Ich kann es nicht verstehen. Es ist ein Gesetz, das die Menschen vor Feinstaubbelastungen schützen soll. Gerade Sie in den Metropolen – ich komme vom flachen Land; ich kann in den Wald gehen und dann ist alles gut – und Ihre kommunalen Einrichtungen brauchen dieses Gesetz, um adäquat, zielgenau, zeitgenau und bedarfsgenau entsprechende Erlasse machen zu können, um die Bevölkerung bei einer entsprechenden Situation schützen zu können.

(Beifall der Abg. Frau Brede-Hoffmann, SPD)

Wir machen dieses Gesetz nicht nur deshalb, weil wir gerne Gesetze machen, sondern wir setzen damit europäische Richtlinien und Bundesgesetzgebung um. Ich finde es schon nicht uncharmant von Ihnen, dass Sie sich sowohl gegen europäische Richtlinien als auch gegen Bundesgesetzgebung aussprechen. Ich finde es auch ausgesprochen charmant, wie Sie mit der EU umgehen. Sie biegen es sich zurecht, wie Sie es gerade brauchen.
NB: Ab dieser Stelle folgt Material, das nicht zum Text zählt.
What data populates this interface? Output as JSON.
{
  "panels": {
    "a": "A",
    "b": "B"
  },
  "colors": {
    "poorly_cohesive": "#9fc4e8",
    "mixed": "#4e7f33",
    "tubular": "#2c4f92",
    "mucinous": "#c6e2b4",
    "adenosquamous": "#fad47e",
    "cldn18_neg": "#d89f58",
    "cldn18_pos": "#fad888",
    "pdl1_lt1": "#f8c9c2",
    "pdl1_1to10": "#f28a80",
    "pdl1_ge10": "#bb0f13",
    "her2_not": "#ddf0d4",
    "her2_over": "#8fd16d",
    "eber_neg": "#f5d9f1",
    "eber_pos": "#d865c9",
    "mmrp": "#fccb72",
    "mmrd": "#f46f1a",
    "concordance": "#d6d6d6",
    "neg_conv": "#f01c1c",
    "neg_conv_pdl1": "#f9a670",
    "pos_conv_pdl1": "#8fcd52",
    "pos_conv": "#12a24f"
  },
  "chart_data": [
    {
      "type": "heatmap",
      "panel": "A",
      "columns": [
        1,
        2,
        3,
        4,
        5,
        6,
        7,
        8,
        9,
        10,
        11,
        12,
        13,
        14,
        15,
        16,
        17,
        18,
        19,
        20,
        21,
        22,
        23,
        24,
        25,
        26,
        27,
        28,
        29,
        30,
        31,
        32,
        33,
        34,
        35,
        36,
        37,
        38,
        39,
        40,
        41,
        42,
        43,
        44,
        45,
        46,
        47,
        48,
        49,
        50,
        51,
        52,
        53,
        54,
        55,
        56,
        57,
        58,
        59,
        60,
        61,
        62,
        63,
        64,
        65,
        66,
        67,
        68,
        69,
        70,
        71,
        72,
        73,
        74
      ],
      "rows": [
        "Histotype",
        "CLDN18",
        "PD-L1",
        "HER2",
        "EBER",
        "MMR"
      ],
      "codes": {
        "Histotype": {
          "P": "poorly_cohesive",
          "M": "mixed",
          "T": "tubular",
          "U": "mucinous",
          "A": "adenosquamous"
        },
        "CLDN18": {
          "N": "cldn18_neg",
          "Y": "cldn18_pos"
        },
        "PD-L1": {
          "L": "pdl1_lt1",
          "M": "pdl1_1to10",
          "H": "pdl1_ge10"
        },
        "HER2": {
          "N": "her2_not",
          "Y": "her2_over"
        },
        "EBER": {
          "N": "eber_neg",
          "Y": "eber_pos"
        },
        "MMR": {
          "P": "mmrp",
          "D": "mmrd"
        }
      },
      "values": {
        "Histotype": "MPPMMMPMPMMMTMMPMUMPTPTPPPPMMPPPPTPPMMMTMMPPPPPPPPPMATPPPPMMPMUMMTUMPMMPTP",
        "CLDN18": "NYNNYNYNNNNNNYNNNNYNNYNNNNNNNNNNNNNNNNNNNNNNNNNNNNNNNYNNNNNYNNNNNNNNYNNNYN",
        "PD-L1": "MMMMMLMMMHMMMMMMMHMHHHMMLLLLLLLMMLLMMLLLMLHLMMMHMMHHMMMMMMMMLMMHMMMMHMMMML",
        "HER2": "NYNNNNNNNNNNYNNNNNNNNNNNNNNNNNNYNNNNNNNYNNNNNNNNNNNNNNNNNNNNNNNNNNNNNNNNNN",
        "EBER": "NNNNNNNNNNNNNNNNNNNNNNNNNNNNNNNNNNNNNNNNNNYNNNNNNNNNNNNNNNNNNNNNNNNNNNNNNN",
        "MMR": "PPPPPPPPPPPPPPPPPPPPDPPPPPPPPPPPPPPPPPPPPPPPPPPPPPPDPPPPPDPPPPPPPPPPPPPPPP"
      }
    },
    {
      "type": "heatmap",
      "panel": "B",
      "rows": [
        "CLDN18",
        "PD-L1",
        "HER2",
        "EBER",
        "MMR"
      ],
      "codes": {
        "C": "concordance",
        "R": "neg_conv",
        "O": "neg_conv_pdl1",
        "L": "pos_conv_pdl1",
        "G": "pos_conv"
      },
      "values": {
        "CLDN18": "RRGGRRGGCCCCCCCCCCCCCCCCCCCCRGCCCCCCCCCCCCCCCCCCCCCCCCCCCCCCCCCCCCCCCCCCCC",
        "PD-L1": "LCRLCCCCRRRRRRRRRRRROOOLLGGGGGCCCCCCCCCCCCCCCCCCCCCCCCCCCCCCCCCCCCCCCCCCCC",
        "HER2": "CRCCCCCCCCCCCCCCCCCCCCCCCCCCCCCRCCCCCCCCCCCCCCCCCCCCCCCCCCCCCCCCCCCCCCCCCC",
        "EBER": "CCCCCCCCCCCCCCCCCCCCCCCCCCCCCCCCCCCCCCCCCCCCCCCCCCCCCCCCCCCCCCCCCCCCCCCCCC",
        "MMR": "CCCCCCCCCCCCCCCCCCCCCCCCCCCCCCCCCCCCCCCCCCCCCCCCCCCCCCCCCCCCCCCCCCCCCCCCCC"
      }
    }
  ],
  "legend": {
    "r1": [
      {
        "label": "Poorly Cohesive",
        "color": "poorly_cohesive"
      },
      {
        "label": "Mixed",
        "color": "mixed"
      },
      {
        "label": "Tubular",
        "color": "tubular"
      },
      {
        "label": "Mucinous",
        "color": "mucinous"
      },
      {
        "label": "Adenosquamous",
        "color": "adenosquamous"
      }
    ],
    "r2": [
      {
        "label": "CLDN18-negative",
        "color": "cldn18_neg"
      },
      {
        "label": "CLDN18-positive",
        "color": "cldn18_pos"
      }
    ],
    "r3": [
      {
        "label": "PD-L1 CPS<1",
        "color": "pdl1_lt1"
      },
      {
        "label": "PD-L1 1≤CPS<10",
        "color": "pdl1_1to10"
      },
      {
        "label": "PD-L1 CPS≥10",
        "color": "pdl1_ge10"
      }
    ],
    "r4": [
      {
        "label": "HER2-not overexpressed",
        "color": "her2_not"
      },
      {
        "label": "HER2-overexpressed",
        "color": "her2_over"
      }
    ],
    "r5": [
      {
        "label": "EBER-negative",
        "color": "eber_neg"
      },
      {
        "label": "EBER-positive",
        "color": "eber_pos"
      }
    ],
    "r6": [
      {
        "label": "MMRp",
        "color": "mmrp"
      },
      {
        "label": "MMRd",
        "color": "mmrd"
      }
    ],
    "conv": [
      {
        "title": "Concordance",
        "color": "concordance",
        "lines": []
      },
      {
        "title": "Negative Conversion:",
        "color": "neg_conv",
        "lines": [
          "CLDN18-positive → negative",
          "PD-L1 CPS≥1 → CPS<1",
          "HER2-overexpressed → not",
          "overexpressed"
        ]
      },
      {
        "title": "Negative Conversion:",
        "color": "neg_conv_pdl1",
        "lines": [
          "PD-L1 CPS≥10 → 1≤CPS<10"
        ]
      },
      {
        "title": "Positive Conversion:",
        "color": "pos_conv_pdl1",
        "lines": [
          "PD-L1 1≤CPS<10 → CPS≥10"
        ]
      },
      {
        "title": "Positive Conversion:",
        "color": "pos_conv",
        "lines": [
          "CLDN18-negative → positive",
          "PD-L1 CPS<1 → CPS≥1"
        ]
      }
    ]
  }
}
Heute Mittag haben wir es genau andersherum erlebt.

(Unruhe bei der CDU)

Meine Damen und Herren von der CDU, das ist ziellos, das ist „wuschig“. Das sollten Sie sich einmal ernsthaft überlegen.

(Vereinzelt Heiterkeit im Hause)

Der Begriff „wuschig“ ist mir gerade eingefallen, weil es mir fast die Sprache verschlagen hat und ich wirklich nichts Besseres oder Schlechteres finden konnte.

(Pörksen, SPD: Ein guter Begriff!)

Ich muss meinem Herzen tatsächlich Luft machen,

(Unruhe im Hause – Glocke des Präsidenten)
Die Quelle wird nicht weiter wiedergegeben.